Jugé en audience le vendredi 26 janvier 2018 devant le Tribunal correctionnel de Rouen (Seine-Maritime), ce prévenu est accusé de violences récurrentes et d'appels téléphoniques malveillants à l'encontre de sa conjointe. Cette situation durait depuis 2010.

Vivant en couple à Mont-Saint-Aignan (Seine-Maritime), ils n'ont connu que très peu de moments calmes dans leur vie commune, mais de nombreuses séparations provisoires à l'initiative de la victime, qui dénonce l'addiction à l'alcool de son conjoint et les violences récurrentes dont elle fait l'objet. Le vendredi 26 janvier 2018, le conjoint est condamné à seize mois de prisons avec sursis par le tribunal correctionnel de Rouen.

Installé chez elle depuis 2010, le conjoint se montre violent très rapidement : coups de tête, menaces à l'aide d'un fusil, appels téléphoniques menaçants lui vaudront d'aboutir à un état de stress quasi permanent, et des douleurs abdominales qu'un certificat médical constatera pour lui octroyer six jours d'incapacité temporaire de travail. En 2012, le prévenu est hospitalisé pour comportement agressif et abus d'alcool. En 2014, une nouvelle crise lui fait tout casser au cours d'une énième dispute. Les pompiers interviennent.

Promesses non tenues

Lassée de cette impossible vie, sa conjointe dépose une première plainte en octobre 2016 pour harcèlement avec coups et blessures qu'un nouvel examen médical vient étayer, faisant état de marques au visage et contusions sur le corps. Mais, curieusement, elle accepte de reprendre la vie commune devant les promesses de son conjoint de s'assagir.

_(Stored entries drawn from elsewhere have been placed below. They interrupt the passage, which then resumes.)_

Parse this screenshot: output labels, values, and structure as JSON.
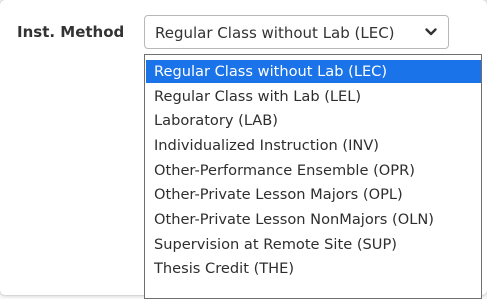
{
  "field": {
    "label": "Inst. Method",
    "selected_value": "Regular Class without Lab (LEC)",
    "chevron_icon": "chevron-down-icon"
  },
  "dropdown": {
    "options": [
      "Regular Class without Lab (LEC)",
      "Regular Class with Lab (LEL)",
      "Laboratory (LAB)",
      "Individualized Instruction (INV)",
      "Other-Performance Ensemble (OPR)",
      "Other-Private Lesson Majors (OPL)",
      "Other-Private Lesson NonMajors (OLN)",
      "Supervision at Remote Site (SUP)",
      "Thesis Credit (THE)"
    ],
    "selected_index": 0
  },
  "colors": {
    "highlight": "#1a73e8",
    "text": "#2e2e2e"
  }
}
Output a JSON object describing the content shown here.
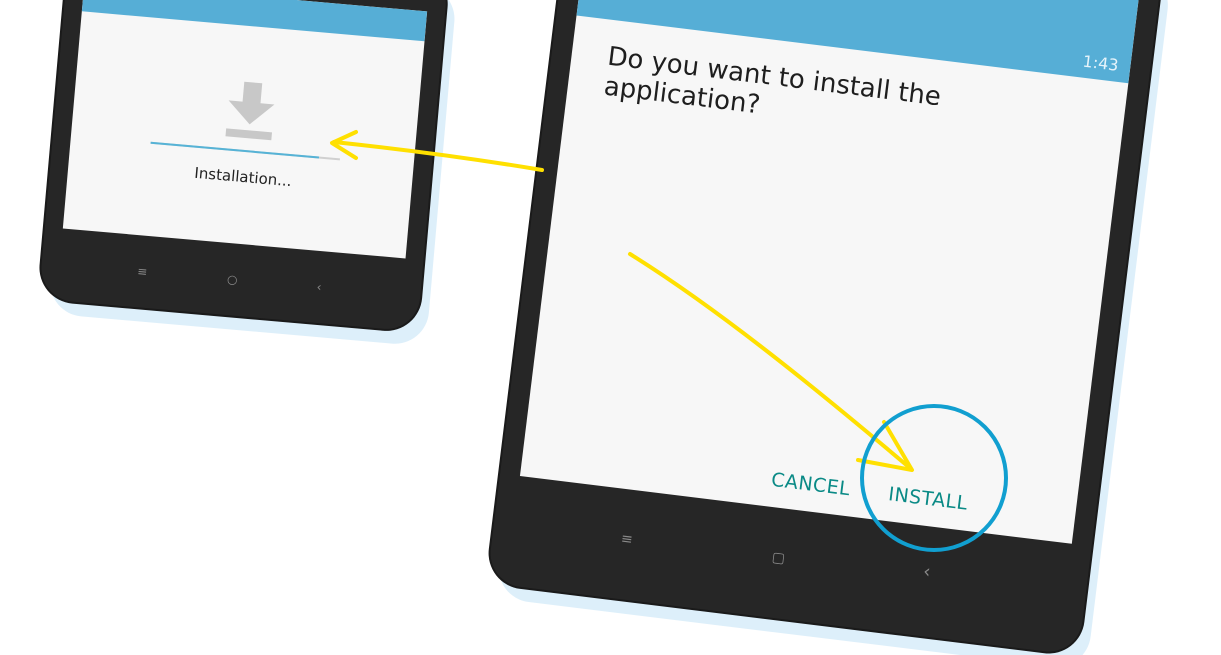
{
  "left_screen": {
    "status": "Installation...",
    "progress": 0.89,
    "icon": "download-icon"
  },
  "right_screen": {
    "status_time": "1:43",
    "question": "Do you want to install the application?",
    "cancel_label": "CANCEL",
    "install_label": "INSTALL"
  },
  "nav_icons": [
    "menu-icon",
    "home-icon",
    "back-icon"
  ],
  "colors": {
    "status_bar": "#56aed6",
    "button_text": "#0a8a86",
    "highlight_circle": "#119fd0",
    "annotation_arrow": "#ffe000"
  }
}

"Je reconnais avoir eu beaucoup d'altercations avec elle", dit-il à la barre.

Mais rien n'y fait, alors qu'elle est enceinte, elle continue de subir les violences physiques et morales de son conjoint. C'est donc une deuxième plainte qu'elle dépose le 8 novembre 2017. Son mari est alors incarcéré. À son casier judiciaire, huit mentions figurent pour violences et infractions routières.

Seize mois de sursis

Pour la partie civile, "La victime a connu un véritable enfer", et le Procureur renchérit : "La vie commune a désocialisé la plaignante". Sa défense se contente d'affirmer que "Le comportement de la victime est souvent contradictoire". Reconnu coupable à l'audience du vendredi 26 janvier 2018, le Tribunal le condamne à seize mois de prison avec sursis et à une mise à l'épreuve de deux ans.